While other studies have shown that nutrient intake prior to sleep may influence next morning appetite [8
], whether this holds true in obese men is unknown. We have previously reported that acute pre-sleep ingestion of calorically-matched protein or carbohydrate supplements increased feelings of satiety while concomitantly reducing the desire to eat the following morning, regardless of macronutrient type in obese women [8
]. Likewise, less hunger was reported the following morning in response to CAS compared to PLA administration during sleep in elderly men [12
]. Surprisingly, our hypothesis that CAS would result in greater appetite suppression compared to PLA was not supported. In fact, our participants reported greater desire to eat during the CAS trial relative to baseline but ghrelin, an orexigenic hormone, did not mediate these changes.

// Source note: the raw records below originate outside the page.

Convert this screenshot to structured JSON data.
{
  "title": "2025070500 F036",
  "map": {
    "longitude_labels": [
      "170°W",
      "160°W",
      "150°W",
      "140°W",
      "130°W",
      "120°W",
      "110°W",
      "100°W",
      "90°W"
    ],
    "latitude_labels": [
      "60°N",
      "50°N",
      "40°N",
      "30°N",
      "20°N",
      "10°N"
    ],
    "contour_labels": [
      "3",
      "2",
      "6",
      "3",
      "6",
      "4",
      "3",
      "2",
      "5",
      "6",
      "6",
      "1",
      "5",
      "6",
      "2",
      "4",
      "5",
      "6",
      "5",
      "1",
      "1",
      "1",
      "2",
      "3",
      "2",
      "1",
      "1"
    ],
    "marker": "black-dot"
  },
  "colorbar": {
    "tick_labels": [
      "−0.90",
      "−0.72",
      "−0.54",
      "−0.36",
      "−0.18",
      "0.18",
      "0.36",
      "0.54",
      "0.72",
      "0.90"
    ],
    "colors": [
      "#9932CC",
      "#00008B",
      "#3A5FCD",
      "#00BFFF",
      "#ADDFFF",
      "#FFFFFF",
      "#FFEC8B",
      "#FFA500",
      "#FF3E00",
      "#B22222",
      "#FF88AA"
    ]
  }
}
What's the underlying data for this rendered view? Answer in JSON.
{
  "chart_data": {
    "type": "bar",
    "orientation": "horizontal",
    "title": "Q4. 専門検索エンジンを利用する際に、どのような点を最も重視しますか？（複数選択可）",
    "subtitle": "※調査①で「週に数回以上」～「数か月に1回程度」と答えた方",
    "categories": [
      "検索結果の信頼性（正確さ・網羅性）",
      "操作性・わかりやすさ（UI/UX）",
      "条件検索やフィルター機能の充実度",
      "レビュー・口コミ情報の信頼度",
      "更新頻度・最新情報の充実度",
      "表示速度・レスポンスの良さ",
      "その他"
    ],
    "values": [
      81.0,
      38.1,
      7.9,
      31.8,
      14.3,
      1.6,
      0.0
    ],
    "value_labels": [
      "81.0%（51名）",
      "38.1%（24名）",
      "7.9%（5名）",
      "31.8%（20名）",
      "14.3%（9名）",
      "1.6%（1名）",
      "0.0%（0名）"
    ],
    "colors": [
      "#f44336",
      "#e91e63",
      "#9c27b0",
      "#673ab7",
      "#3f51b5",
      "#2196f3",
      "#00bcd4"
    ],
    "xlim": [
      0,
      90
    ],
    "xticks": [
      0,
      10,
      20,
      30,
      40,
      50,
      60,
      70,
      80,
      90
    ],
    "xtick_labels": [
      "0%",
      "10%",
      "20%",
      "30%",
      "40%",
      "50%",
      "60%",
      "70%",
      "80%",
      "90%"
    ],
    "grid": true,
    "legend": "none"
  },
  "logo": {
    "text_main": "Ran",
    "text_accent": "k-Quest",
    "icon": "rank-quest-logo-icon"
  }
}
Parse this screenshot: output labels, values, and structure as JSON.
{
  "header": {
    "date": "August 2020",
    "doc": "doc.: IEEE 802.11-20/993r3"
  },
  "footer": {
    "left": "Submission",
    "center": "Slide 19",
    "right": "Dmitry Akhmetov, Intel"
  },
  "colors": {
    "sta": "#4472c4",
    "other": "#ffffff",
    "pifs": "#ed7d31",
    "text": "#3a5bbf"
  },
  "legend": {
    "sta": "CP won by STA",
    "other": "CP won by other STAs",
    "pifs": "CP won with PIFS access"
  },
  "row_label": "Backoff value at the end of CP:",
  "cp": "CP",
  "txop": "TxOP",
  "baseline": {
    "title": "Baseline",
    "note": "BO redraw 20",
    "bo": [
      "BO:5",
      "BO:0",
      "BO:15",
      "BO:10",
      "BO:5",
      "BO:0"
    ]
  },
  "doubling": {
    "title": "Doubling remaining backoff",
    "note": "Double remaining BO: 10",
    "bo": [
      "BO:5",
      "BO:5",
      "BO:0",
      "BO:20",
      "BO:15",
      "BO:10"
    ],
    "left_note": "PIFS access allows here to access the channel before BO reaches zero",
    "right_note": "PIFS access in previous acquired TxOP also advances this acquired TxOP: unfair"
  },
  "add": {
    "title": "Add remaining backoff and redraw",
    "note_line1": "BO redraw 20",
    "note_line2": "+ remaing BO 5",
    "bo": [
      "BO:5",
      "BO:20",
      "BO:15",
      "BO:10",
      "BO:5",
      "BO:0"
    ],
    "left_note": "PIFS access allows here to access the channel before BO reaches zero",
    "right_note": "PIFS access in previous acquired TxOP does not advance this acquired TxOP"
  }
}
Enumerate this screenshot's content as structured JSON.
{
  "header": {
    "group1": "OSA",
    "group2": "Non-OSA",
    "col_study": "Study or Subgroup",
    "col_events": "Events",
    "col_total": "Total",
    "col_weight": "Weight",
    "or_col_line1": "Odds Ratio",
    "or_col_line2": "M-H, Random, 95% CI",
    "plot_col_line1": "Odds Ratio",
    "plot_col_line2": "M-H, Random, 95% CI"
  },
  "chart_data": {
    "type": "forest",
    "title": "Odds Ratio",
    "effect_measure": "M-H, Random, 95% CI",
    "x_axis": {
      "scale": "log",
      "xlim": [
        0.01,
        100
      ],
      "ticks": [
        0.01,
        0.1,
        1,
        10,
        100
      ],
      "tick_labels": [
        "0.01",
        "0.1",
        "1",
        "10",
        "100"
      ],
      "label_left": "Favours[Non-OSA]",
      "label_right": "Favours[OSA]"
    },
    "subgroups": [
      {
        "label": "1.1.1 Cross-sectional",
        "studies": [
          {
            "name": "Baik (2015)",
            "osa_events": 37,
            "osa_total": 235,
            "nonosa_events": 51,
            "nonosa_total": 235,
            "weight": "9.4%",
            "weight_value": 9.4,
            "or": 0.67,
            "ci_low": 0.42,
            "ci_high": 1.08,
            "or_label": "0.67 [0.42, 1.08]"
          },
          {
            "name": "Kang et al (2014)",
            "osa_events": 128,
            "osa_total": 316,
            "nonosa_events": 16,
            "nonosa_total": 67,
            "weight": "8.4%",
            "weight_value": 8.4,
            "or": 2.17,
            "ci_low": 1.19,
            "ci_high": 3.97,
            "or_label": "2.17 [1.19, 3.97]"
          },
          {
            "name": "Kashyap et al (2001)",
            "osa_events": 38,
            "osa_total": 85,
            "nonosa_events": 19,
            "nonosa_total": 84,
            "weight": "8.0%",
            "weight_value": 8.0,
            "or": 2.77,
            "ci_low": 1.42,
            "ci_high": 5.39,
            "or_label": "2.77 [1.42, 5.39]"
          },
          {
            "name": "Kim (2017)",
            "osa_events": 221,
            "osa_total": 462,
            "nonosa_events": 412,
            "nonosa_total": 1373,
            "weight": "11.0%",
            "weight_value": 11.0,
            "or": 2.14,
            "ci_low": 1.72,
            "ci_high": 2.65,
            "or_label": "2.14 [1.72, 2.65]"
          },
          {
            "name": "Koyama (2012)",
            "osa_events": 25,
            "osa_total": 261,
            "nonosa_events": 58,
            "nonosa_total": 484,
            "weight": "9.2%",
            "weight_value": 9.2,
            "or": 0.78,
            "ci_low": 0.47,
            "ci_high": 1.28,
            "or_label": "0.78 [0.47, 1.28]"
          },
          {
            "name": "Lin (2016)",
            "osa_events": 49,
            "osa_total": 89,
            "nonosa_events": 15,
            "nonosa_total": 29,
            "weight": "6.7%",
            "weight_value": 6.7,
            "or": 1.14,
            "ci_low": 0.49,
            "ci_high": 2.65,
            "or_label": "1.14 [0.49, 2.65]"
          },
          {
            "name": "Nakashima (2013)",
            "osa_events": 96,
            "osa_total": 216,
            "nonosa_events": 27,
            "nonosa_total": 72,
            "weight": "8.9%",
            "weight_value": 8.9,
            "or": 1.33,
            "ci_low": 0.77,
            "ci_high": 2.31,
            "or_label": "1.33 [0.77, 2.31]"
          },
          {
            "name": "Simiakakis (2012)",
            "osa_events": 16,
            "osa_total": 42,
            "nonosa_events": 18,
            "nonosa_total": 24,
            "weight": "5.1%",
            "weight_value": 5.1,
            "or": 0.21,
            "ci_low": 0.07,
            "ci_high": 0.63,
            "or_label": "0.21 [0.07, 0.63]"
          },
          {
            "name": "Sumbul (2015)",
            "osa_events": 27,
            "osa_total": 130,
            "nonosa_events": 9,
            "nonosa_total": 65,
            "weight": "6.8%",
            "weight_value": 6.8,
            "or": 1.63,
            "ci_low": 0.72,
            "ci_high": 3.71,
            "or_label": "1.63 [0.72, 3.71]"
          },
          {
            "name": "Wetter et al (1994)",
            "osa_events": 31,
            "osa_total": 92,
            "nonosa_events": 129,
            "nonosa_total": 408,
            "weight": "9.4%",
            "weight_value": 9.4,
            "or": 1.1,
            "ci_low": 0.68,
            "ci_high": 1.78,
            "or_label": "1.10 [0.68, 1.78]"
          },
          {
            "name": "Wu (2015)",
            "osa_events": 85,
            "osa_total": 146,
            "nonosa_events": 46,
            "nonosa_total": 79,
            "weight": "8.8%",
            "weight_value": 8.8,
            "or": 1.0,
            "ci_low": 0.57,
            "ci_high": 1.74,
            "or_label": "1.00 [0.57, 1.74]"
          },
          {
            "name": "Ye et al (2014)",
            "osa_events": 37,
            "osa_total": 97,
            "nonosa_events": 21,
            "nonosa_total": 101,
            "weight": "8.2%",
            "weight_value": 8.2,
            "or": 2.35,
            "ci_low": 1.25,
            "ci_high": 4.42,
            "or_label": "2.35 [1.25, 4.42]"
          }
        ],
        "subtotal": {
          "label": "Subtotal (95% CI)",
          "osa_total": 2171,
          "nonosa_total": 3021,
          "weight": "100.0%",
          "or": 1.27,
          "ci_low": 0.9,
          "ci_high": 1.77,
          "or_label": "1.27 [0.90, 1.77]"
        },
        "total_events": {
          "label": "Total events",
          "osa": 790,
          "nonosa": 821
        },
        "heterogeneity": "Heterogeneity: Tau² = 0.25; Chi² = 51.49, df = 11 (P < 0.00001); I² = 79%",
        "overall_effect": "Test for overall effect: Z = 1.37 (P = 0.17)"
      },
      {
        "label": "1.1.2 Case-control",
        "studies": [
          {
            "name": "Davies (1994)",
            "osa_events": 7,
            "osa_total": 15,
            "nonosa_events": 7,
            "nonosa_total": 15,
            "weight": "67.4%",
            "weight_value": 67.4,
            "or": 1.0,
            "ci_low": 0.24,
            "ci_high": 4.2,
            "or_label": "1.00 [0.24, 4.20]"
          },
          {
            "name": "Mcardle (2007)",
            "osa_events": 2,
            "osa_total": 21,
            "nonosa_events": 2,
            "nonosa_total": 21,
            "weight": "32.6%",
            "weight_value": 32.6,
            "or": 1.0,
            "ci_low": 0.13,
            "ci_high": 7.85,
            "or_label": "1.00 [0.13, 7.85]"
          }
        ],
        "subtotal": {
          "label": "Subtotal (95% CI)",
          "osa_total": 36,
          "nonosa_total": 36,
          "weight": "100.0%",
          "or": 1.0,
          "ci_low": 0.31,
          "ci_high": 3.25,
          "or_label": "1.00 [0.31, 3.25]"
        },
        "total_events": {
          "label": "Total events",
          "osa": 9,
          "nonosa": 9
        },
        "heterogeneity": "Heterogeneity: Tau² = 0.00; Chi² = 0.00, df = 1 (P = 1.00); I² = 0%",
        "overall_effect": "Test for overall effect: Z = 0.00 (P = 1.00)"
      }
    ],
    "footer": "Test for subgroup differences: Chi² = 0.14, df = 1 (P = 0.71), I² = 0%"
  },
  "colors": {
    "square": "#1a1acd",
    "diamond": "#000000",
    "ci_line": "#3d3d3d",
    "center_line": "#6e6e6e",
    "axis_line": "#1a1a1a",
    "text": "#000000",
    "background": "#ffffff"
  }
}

Despite previous work showing blunted ghrelin concentrations in obesity [50
], obese individuals are highly sensitive to ghrelin’s orexigenic effects as low dose infusion (1 pmol/kg/min) reportedly increases food intake [51
]. Changes in subjective appetite, however, were only apparent with a high dose infusion (5 pmol/kg/min) [51
]. In the present study, we did not standardize dietary intake prior to the baseline visit, however participants were asked to fast for at least 8 h before their baseline visit. In contrast, liquid meal replacement beverages (Ensure Plus®
) were used to standardized dietary intake on the days participants consumed CAS and PLA at bedtime (i.e., the day prior to appetite measurements). It is conceivable that the increased feelings for a “desire to eat” may have been mistaken for a “desire to chew” given that their food intake on those days were in liquid form (different from food intake the day prior to baseline) and their subjective feelings of hunger and ghrelin levels were not altered by either trial. While standardizing meal intake with solid meals as opposed to liquid meal replacements would have been ideal, economically were unable to do this in the present study. Regardless, since food intake was standardized and no differences between CAS and PLA trials were present we feel that the same effect would have been observed. Contrary to the present study, data from our laboratory [8
] and others [12
] have demonstrated a satiating effect of proteins.